In 1910, an avalanche in the Cascade Mountains of Washington state claimed about 100 lives and became the worst avalanche disaster in terms of life lost in the history of the United States. The tragedy occurred in the town of Wellington, Washington, and while it is now a section of a well-known rail to trails hiking trail called the Iron Goat Trail, Wellington is also one of the Pacific Northwest's most notorious haunted places.
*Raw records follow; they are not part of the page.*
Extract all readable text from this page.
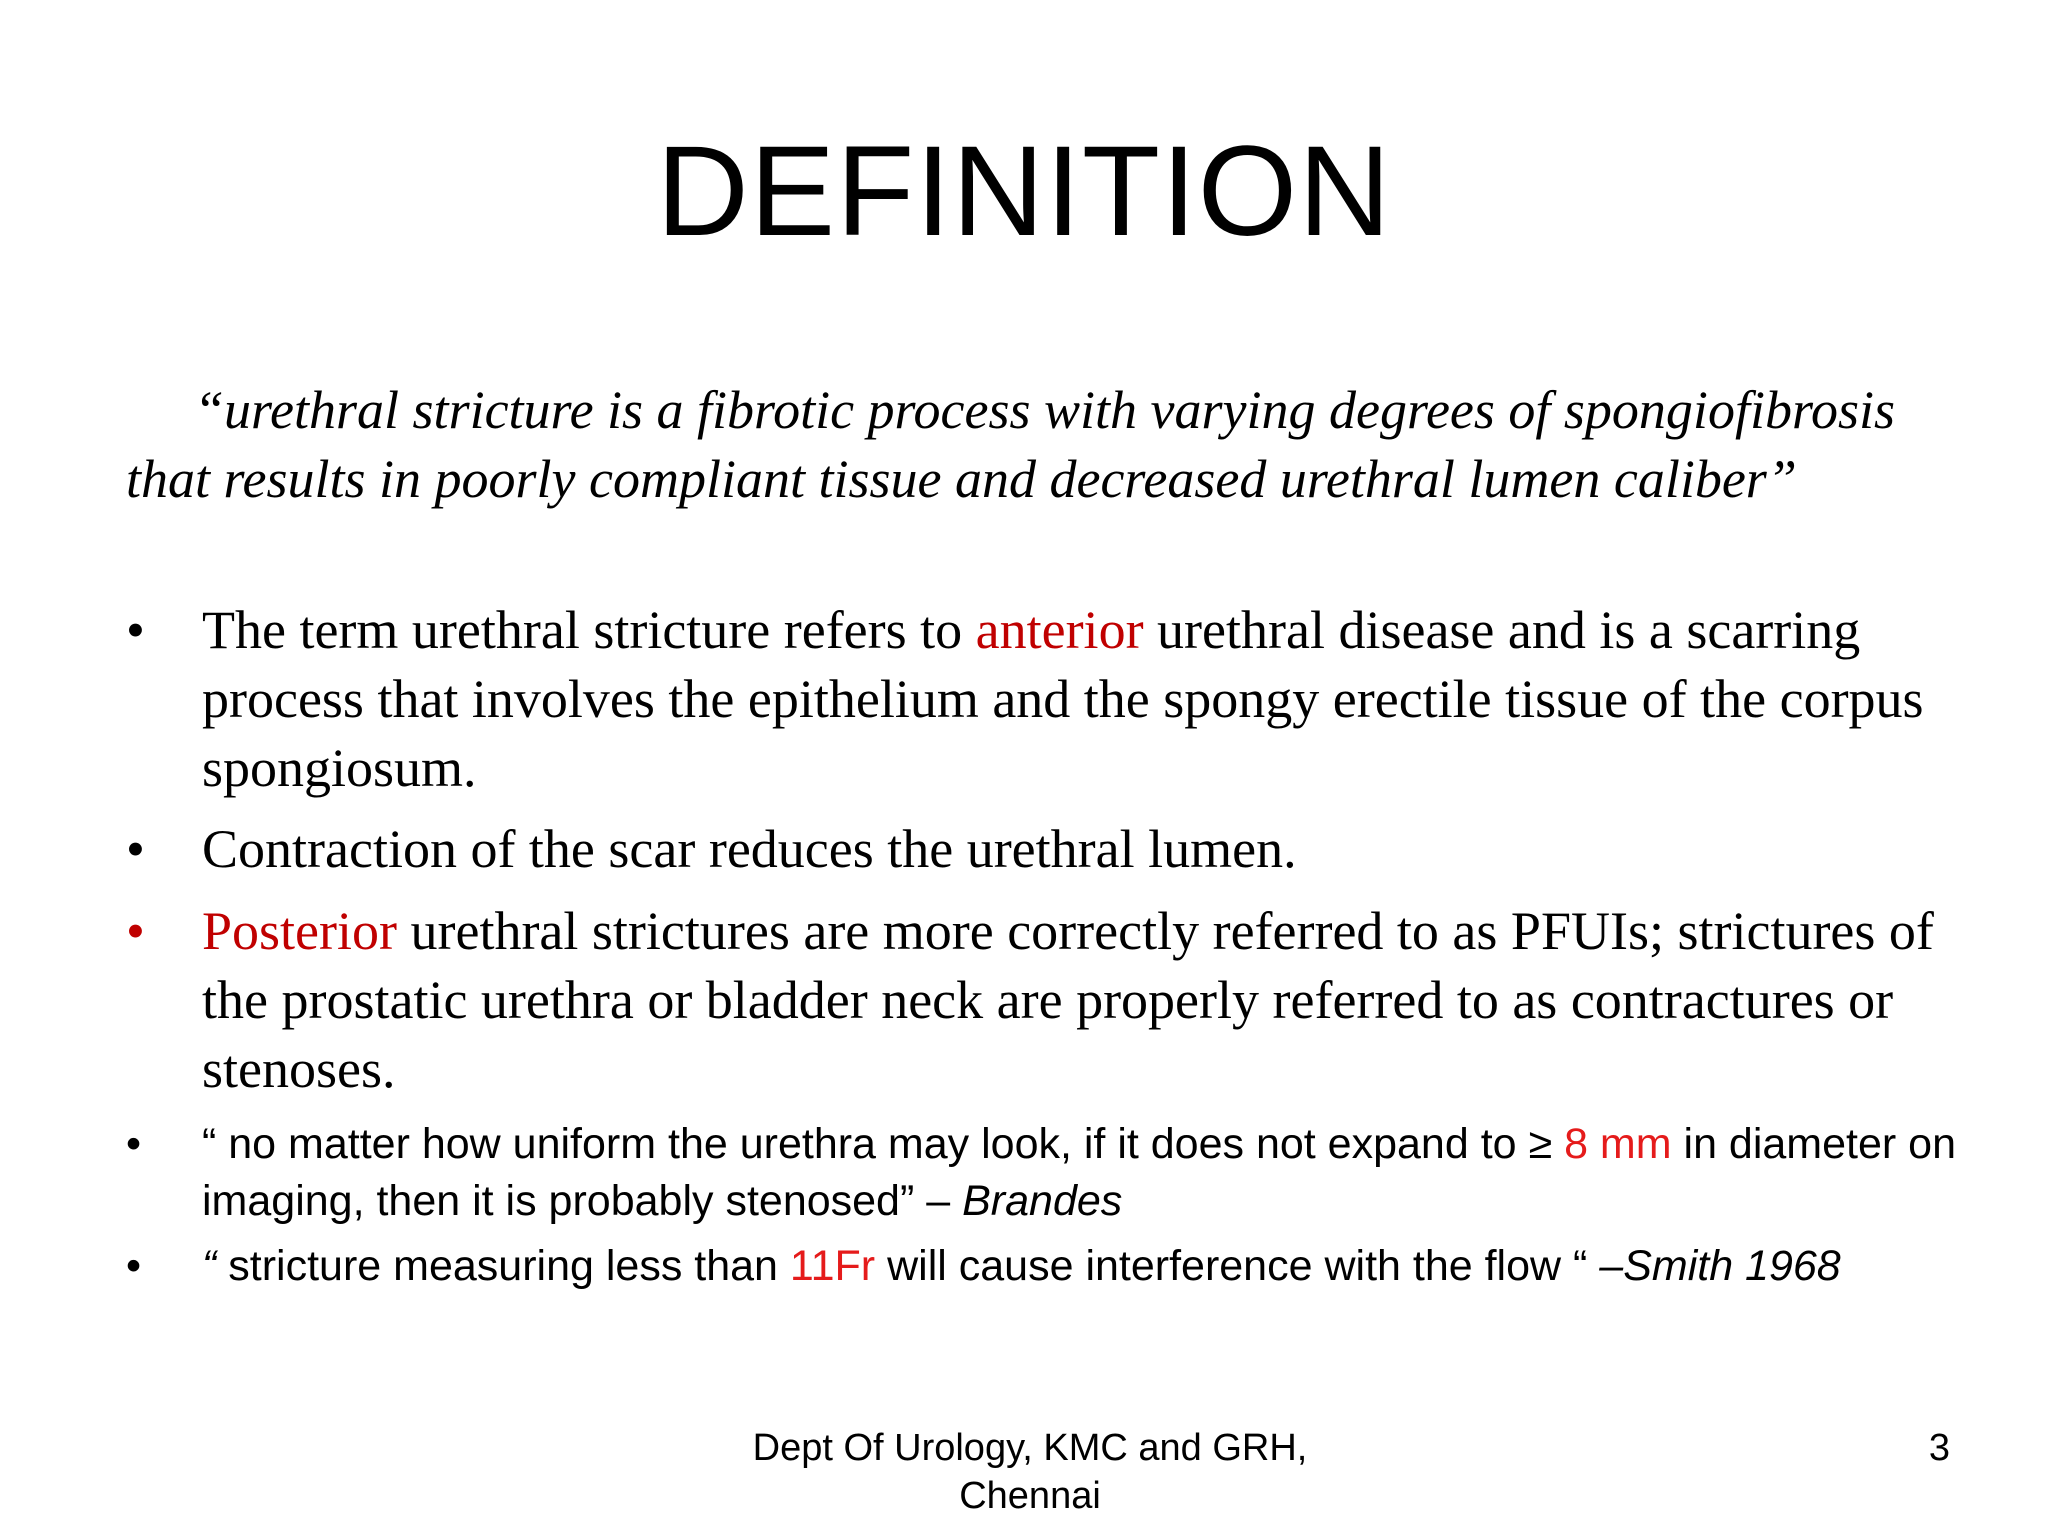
DEFINITION
“urethral stricture is a fibrotic process with varying degrees of spongiofibrosis that results in poorly compliant tissue and decreased urethral lumen caliber”
• The term urethral stricture refers to anterior urethral disease and is a scarring process that involves the epithelium and the spongy erectile tissue of the corpus spongiosum.
• Contraction of the scar reduces the urethral lumen.
• Posterior urethral strictures are more correctly referred to as PFUIs; strictures of the prostatic urethra or bladder neck are properly referred to as contractures or stenoses.
• “ no matter how uniform the urethra may look, if it does not expand to ≥ 8 mm in diameter on imaging, then it is probably stenosed” – Brandes
• “ stricture measuring less than 11Fr will cause interference with the flow “ –Smith 1968
Dept Of Urology, KMC and GRH, Chennai
3
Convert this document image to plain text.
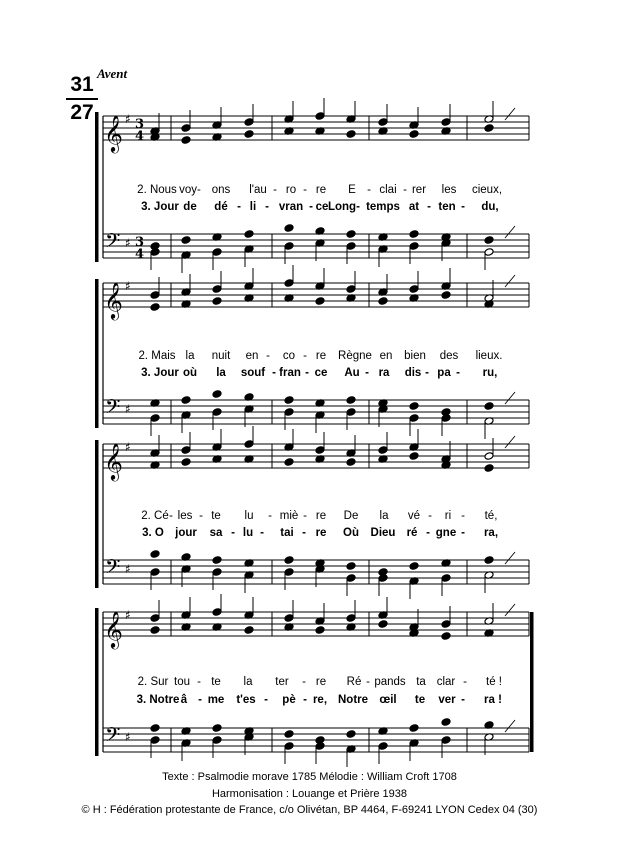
Avent
31
27
𝄞 ♯ 3
4
𝄢 ♯ 3
4
𝄞 ♯
𝄢 ♯
𝄞 ♯
𝄢 ♯
𝄞 ♯
𝄢 ♯
2. Nous voy- ons l'au - ro - re E - clai - rer les cieux,
3. Jour de dé - li - vran - ce Long - temps at - ten - du,
2. Mais la nuit en - co - re Règne en bien des lieux.
3. Jour où la souf - fran - ce Au - ra dis - pa - ru,
2. Cé - les - te lu - miè - re De la vé - ri - té,
3. O jour sa - lu - tai - re Où Dieu ré - gne - ra,
2. Sur tou - te la ter - re Ré - pands ta clar - té !
3. Notre â - me t'es - pè - re, Notre œil te ver - ra !
Texte : Psalmodie morave 1785 Mélodie : William Croft 1708
Harmonisation : Louange et Prière 1938
© H : Fédération protestante de France, c/o Olivétan, BP 4464, F-69241 LYON Cedex 04 (30)
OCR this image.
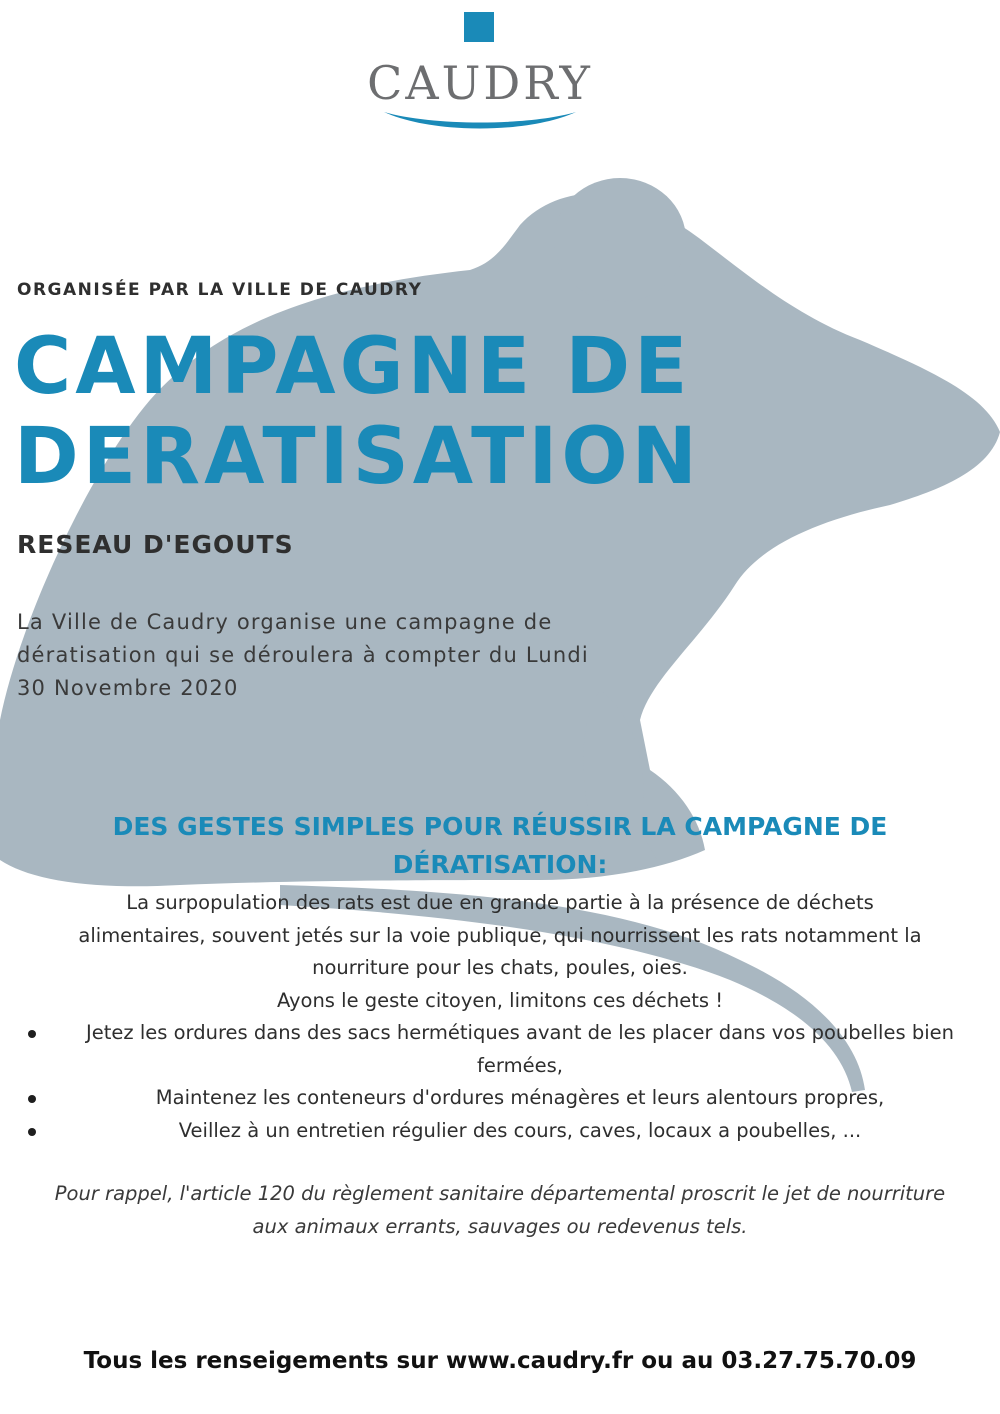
CAUDRY
ORGANISÉE PAR LA VILLE DE CAUDRY
CAMPAGNE DE
DERATISATION
RESEAU D'EGOUTS
La Ville de Caudry organise une campagne de
dératisation qui se déroulera à compter du Lundi
30 Novembre 2020
DES GESTES SIMPLES POUR RÉUSSIR LA CAMPAGNE DE
DÉRATISATION:

La surpopulation des rats est due en grande partie à la présence de déchets

alimentaires, souvent jetés sur la voie publique, qui nourrissent les rats notamment la

nourriture pour les chats, poules, oies.

Ayons le geste citoyen, limitons ces déchets !

Jetez les ordures dans des sacs hermétiques avant de les placer dans vos poubelles bien fermées,
Maintenez les conteneurs d'ordures ménagères et leurs alentours propres,
Veillez à un entretien régulier des cours, caves, locaux a poubelles, ...
Pour rappel, l'article 120 du règlement sanitaire départemental proscrit le jet de nourriture
aux animaux errants, sauvages ou redevenus tels.
Tous les renseigements sur www.caudry.fr ou au 03.27.75.70.09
Wellington's Avalanche Tragedy
In February 1910, a passenger train and a mail train were caught just outside the Wellington depot due to a nine-day blizzard that dumped a foot of snow every hour onto the stranded travelers. Some reports claim the largest snowfall during the blizzard was eleven feet in one day. On March 1, 1910, the snow turned to rain. A lightning strike loosened a ten-foot-high wall of snow that rumbled down the mountainside on top of the sleeping passengers. A reported 96 people perished, while 23 were pulled from the wreckage.
A Haunting at Wellington
Wellington is a popular hiking trail, and it's also a favorite place for ghost hunters and paranormal investigators to visit. I (the author) was originally interviewed for this article and have investigated, studied, and written about Wellington since 2009, including writing two books about my experiences there. In addition, visitors to Wellington have shared their paranormal stories with me, and there are many.
Technical Equipment Failures
When filming up at Wellington for some YouTube shorts, my husband Jim experienced a weird series of technical difficulties. The batteries drained in his camera at the same time two separate infrared filming lights lost power. They all shut off at the same moment. It happened in a spot where many people have reported strange incidents. All three items were on different power supplies with separate switches, and the two infrared lights had mechanical slider switches that clicked into the "off" position with no human intervention. The fact they all shut off simultaneously was certainly surprising. When Jim turned them back on, they all worked normally.
Spontaneous battery drain is quite common at Wellington as well. Many investigators have reported equipment with brand new batteries dying and cameras refusing to work. Wellington is in the middle of the wilderness. There are no available power supplies except what you pack in with you.
Other Paranormal Experiences
So many people have experiences at Wellington that some investigators claim if you go, you will have a paranormal experience. People hear sounds of old-timey music and disembodied voices, see strange shadows and apparitions, feel people touching them, and more. Investigators also capture plenty of audio anomalies known as electronic voice phenomenon or EVP, including one of the strangest I've ever heard (see video below).
Wellington sits at about 3,100 feet near Stevens Pass on Highway 2 in Washington State. Because of its elevation, there are no open roads to it for six to eight months a year, usually from mid-November through the end of June. However, even in the winter months, it is accessible by snowshoe, cross-country skiing, and snowmobiling. It's important to realize, however, there is always a risk of avalanche at the location during the winter months, particularly in the late winter and early spring as the snow begins to melt. For those wishing to visit in the summer months, it is accessible by turning down the Old Cascade Highway from Highway 2, just across from the west end of the ski area at Stevens Pass. The road is rough in places, but even cars with low clearance can make it down the steep, bumpy switchbacks.
Tragedy at Wellington Leaves an Impression
Wellington has had a profound of an impact on those who have spent any amount of time there. Several times a year, usually in the summertime, I receive messages from people with no previous belief in ghosts who have visited Wellington. Their stories differ, but they all have a common theme. People who visit there believe once they've been, they've had a brush with a ghost.